山田 結果から言うと、投資家に出資してもらえるようになりました。とある上場企業の社長の方がたまたまFacebookで「今日の弁当何にしようかな」と投稿をしたことがありまして、それを見た瞬間に僕が「2秒で行きます!」と連絡をしたんです。そのあと、芦野に急いで行かせて、無事僕らの弁当を買ってもらえました。

山田 ただ、それだけで終わらずに、弁当を届け終わった後、芦野がエレベーターで1Fに降りているときにふと「憧れていた社長にお弁当を注文してもらったのに何もアピールできていない」と思ったみたいで、再度、エレベーターで上に戻り、勝手にオフィスに入り、仕事中の社員さん一人一人のデスクに出向いて「渋弁です! 割引券ついているのでよかったらお願いします!」って回ったみたいで。それを見ていたその会社の社長の方から「芦野、もともと何かやってたの? 営業すごいな!」とメッセージをもらい、そこからさまざまな方とご縁を頂き、VC(ベンチャー・キャピタル)とお話をさせて頂く中で出資を頂き生き延びました。

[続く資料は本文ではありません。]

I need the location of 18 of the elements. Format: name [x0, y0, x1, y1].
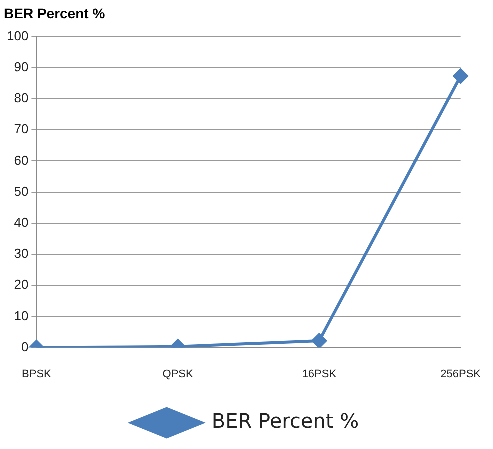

―― お二人の行動力が投資家の目を引いたということでしょうか?

山田 今思うと、そうかもしれないですね。決して頭は良くない二人ですが、死ぬ気でやるという点は、負けないと自負しており、投資家からも「本当にお前らしぶといよな。根性だけはあるよな」と言っていただいています。

―― では、そこからどのようにして宿泊ビジネスを始めるようになったのですか?

山田 投資家の方から出資してもらえるようになってから、僕と芦野でいくつか事業を作ってはつぶして、また作るということを繰り返していました。その中でメディアや動画含め、ITにも手を出したのですが、結局ITだけで勝負するよりもITを絡めたリアルビジネスが向いているだろうという結論になり、民泊事業に目を付けたのが宿泊ビジネスに携わるようになったきっかけです。

 試しに新宿で民泊運営を1軒だけやってみたら思いのほかうまくいきまして、結果的に新宿で半年の間に50軒くらい一気に宿を増やして事業化を進めました。

 ただ、民泊をさせてくれる物件を探すのが大変で、不動産屋を合計2000件くらい回ったり、寝ないで家具をずっと組み立てるなど、途方もない苦労もありました。